Seit Juni 2008 ist die Weisse Liste online zugänglich – und informiert unabhängig und leicht verständlich über das Leistungsangebot und die Qualität von Krankenhäusern. Zentrale Grundlage der Informationen im Portal sind die sogenannten Qualitätsberichte der Kliniken (gemäß § 137 Abs. 3 Nr. 4 SGB V). Die Krankenhaussuche enthält ausschließlich Angaben über Krankenhäuser, die nach § 108 SGB V zugelassen und damit verpflichtet sind, regelmäßig einen Qualitätsbericht zu veröffentlichen. Die Vereinbarungen zum Inhalt und Umfang dieser Berichte finden Sie unter www.g-ba.de. Wir weisen darauf hin, dass es neben den nach § 108 SGB V zugelassenen Krankenhäusern noch andere Kliniken gibt, in denen gesetzlich Versicherte behandelt werden. Neben den Daten aus den Qualitätsberichten fließen Ergebnisse aus einer Patientenbefragung mit dem sogenannten Patients’ Experience Questionnaire und Zusatzinformationen von Krankenhäuser in das Portal ein.

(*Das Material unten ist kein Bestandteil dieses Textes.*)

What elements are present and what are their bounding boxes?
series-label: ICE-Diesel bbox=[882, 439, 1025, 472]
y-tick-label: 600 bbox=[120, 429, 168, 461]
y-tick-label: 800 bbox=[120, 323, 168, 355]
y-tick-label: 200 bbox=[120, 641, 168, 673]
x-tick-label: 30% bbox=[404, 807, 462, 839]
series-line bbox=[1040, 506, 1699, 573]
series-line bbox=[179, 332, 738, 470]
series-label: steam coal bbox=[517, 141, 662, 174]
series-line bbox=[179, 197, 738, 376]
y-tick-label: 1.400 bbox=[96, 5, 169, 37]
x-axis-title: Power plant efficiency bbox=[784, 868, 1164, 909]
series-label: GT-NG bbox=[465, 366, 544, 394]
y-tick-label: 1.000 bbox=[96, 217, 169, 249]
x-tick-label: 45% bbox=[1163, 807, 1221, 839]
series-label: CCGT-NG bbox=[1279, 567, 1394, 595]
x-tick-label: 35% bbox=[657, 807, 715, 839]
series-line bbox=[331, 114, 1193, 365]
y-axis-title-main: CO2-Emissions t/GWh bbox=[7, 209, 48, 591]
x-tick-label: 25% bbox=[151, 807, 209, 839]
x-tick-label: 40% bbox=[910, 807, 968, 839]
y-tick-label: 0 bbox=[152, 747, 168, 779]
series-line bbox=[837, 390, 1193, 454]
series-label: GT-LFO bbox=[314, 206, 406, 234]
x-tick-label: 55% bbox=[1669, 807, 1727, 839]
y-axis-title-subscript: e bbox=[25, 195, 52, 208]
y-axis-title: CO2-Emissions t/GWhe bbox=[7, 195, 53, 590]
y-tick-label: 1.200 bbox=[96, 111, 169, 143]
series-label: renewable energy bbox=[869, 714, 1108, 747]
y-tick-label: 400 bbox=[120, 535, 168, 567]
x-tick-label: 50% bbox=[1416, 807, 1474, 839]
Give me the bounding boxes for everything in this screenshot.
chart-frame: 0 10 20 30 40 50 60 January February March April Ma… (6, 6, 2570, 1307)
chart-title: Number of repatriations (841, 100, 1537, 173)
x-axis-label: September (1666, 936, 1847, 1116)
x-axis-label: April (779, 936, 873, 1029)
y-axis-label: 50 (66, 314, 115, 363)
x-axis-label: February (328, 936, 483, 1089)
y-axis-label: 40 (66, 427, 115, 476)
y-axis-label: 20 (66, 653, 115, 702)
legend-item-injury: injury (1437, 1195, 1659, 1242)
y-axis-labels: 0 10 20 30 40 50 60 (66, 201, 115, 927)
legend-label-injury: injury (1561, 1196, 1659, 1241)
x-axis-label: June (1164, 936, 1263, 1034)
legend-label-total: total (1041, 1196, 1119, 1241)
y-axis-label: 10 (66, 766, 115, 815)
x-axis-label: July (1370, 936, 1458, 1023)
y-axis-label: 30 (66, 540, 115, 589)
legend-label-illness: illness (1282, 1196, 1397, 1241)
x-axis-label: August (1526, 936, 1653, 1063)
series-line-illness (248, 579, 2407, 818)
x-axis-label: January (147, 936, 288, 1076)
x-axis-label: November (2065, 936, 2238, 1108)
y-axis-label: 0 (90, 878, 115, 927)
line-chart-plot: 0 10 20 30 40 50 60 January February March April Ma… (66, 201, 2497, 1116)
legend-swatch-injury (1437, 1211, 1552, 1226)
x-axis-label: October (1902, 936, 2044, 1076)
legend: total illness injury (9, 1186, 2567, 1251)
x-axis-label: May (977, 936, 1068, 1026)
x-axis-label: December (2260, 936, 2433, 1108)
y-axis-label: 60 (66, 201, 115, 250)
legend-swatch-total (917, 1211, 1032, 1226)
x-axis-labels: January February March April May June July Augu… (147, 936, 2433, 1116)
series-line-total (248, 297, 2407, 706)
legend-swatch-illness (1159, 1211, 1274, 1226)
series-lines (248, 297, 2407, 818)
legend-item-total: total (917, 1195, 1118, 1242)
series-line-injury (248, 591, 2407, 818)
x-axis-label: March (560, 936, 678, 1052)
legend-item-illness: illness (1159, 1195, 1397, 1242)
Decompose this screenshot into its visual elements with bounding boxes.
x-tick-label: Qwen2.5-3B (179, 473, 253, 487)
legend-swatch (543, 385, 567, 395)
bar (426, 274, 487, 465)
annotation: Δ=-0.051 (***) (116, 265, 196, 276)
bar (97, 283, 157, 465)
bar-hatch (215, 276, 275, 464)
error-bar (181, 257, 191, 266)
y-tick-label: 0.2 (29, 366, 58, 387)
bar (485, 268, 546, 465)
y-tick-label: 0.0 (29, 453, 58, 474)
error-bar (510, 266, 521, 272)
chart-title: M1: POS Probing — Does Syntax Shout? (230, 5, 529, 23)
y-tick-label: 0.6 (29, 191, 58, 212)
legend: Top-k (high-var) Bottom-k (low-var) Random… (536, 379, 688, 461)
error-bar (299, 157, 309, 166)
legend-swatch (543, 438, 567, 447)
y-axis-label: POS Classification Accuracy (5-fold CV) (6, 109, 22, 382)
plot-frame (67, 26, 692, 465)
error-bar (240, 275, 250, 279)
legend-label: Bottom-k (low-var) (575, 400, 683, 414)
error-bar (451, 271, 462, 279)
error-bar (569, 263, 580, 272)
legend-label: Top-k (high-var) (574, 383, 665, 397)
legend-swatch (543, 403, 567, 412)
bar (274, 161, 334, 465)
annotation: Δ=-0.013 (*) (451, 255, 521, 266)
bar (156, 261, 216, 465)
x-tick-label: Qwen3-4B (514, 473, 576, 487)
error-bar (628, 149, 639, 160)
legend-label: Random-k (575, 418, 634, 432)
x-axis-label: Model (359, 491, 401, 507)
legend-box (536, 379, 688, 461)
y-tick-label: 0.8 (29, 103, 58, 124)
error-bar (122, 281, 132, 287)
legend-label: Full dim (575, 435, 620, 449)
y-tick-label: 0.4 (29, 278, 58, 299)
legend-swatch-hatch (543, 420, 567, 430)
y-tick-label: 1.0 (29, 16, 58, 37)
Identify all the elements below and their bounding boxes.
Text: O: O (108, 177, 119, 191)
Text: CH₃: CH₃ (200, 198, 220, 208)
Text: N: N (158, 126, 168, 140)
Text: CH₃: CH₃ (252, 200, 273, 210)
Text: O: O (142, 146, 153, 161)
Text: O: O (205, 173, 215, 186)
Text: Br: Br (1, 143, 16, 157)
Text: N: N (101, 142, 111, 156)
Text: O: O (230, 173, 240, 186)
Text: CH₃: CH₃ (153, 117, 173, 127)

Krankenhaus-Qualitätsberichte

Die rund 2.000 Krankenhäuser in Deutschland, die für die gesetzliche Krankenversicherung zugelassen sind (nach § 108 SGB V), müssen im Abstand von zwei Jahren einen strukturierten Qualitätsbericht veröffentlichen. 2005 haben die Kliniken die ersten Berichte vorgelegt, 2011 ist die vierte Auflage erschienen; die Daten darin beziehen sich auf das Jahr 2010. Zentrales Ziel der Berichte ist es, Patienten eine Orientierungshilfe für die Wahl eines Krankenhauses zu geben. Zudem sollen einweisende Ärzte und Krankenkassen unterstützt werden, die Qualität der Kliniken beurteilen zu können. In den Berichten legen die Krankenhäuser Zahlen und Fakten wie Anzahl der Betten und Operationen offen und geben Auskunft über die Qualifikation ihrer Ärzte sowie den Erfolg ihrer Behandlungen. Die Informationen werden in der Weissen Liste leicht verständlich und nutzerfreundlich aufbereitet, die Nutzer können einzelne Krankenhäuser direkt miteinander vergleichen.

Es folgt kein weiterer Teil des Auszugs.